Aveva parlato tra sé, ma Lance aveva capito ugualmente. Lance capiva sempre tutto.
Keith annuì, tenendo gli occhi puntati sull'erba.
« Vedrai che Luis se la caverà. Capirà presto di avere delle persone che tengono a lui. »
La mano di Lance posata su un braccio lo fece sussultare. Si era aspettato un commento pungente, ma il tono che lo raggiunse sembrava addolorato.
« E tu quanto ci metterai a capire che ci sono persone che tengono a te? »
Erano parole alle quali Keith non poteva e non avrebbe saputo come rispondere: tutto quello che sapeva era che, ogni volta che si fermava a pensarci seriamente, si rendeva conto che, per quanto si stesse affezionando a quella casa e a quella famiglia, nulla di ciò che lo circondava gli apparteneva. Nemmeno quello era il posto per lui.
Lance però non attese nessuna risposta, si limitò a imbracciare la chitarra e a tentare alcuni accordi. Pochi istanti dopo, alla musica si aggiunse la voce.

« I remember tears streaming down your face
When I said, “I’ll never let you go”
When all those shadows almost killed your light
I remember you said, “Don’t leave me here alone”
But all that’s dead and gone and passed tonight »


A Keith era capitato di sentirlo canticchiare per scherzo o per passatempo, solo la sera prima aveva assistito ai suoi vaneggi canori da ubriaco, ma non si era mai soffermato ad ascoltare davvero.
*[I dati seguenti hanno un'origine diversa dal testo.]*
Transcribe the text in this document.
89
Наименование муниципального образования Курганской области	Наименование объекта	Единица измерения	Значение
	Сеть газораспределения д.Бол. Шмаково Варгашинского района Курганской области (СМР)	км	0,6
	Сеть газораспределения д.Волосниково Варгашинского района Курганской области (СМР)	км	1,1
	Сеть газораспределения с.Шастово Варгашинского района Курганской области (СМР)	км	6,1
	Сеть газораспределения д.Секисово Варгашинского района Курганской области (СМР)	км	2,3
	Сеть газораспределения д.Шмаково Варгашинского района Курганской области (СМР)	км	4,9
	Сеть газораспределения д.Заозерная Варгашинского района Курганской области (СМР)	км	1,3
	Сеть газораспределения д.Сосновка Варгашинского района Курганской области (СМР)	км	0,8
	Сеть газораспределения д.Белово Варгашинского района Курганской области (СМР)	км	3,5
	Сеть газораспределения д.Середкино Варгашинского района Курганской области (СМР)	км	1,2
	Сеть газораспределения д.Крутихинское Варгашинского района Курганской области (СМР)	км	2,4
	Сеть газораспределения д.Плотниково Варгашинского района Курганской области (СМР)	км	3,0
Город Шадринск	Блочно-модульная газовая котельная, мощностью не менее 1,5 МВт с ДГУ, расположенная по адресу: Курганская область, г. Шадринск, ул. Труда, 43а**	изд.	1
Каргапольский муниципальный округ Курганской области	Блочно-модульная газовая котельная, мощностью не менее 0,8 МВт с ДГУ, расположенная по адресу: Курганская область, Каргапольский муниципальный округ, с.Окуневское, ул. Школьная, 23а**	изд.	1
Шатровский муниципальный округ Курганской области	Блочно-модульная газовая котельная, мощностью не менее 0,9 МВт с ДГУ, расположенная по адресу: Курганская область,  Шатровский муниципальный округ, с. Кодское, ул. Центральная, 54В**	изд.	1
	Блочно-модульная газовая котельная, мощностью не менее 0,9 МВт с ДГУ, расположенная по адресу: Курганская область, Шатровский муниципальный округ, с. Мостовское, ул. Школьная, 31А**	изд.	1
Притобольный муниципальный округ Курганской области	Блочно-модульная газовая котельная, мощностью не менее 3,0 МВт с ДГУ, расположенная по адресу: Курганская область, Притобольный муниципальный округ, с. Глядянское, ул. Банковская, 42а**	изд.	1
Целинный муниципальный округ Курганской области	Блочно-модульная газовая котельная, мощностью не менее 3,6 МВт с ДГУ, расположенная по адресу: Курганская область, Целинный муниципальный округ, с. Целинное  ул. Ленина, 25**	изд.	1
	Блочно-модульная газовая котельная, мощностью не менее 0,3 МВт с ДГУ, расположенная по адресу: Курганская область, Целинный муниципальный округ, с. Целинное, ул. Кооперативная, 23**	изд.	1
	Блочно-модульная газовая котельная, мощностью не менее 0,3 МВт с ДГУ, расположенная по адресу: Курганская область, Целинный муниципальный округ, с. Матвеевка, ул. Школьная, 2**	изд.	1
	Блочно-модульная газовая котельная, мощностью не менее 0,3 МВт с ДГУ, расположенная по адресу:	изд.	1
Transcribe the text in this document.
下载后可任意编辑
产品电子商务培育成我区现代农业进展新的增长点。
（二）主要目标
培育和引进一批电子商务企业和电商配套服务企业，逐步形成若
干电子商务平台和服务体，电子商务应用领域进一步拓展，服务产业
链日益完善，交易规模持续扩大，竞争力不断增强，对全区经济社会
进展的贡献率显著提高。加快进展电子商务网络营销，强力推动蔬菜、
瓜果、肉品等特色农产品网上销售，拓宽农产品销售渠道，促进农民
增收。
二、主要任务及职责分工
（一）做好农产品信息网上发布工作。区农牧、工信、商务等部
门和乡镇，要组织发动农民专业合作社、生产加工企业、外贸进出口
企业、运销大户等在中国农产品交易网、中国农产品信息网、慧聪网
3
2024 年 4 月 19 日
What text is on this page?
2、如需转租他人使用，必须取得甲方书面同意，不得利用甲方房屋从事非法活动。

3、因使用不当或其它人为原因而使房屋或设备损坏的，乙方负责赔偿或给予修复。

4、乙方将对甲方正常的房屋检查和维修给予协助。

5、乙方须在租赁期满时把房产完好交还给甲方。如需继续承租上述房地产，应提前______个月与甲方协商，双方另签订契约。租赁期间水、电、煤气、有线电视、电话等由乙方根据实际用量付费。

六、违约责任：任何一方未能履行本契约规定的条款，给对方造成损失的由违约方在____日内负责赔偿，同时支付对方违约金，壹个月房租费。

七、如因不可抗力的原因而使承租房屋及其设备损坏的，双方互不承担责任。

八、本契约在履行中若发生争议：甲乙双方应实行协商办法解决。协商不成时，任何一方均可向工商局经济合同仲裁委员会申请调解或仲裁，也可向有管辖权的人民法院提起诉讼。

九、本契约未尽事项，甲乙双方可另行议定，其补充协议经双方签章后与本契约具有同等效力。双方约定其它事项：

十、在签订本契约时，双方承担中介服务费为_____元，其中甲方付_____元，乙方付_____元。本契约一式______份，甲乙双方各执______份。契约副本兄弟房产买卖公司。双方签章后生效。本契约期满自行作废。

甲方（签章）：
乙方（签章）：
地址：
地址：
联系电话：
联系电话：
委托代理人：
Sentendola ora si stupì di quanto potesse essere calda e malinconica al tempo stesso, con un tono dolce che gli trasmetteva brividi leggeri lungo la schiena.

« Just close your eyes
The sun is going down
You’ll be alright
No one can hurt you now
Come morning light
You and I’ll be safe and sound »


Le note della chitarra scivolavano in una melodia pacata mentre le dita accarezzavano le corde e le parole si susseguivano. Questa volta poteva capirle e un nodo gli serrò la gola.
Respirò piano, profondamente, per tentare di scioglierlo, ma quello non si mosse di un millimetro.

« Don't you dare look out your window,
darling everything's on fire
The war outside our door keeps raging on
Hold onto this lullaby
even when the musics gone, gone »


Si trovavano ancora spalla contro spalla e Keith poteva sentire i movimenti leggeri delle dita di Lance. Tutto il suo corpo era fin troppo consapevole della vicinanza dell'altro e reagiva in un modo del tutto imprevisto. Gli angoli degli occhi presero a pizzicare e Keith abbassò le palpebre tentando di mantenere il respiro regolare. Non voleva che i bambini, che stavano giocando poco lontano, lo vedessero in quello stato. Nemmeno lui stesso avrebbe voluto vedersi così.
Voltandosi appena, appoggiò la fronte alla spalla di Lance: in questo modo nessuno lo avrebbe guardato.

« Just close your eyes,
the sun is going down
You'll be alright,
no one can hurt you now
Come morning light,
you and I'll be safe and sound »


La voce di Lance s'incrinò solo per un attimo.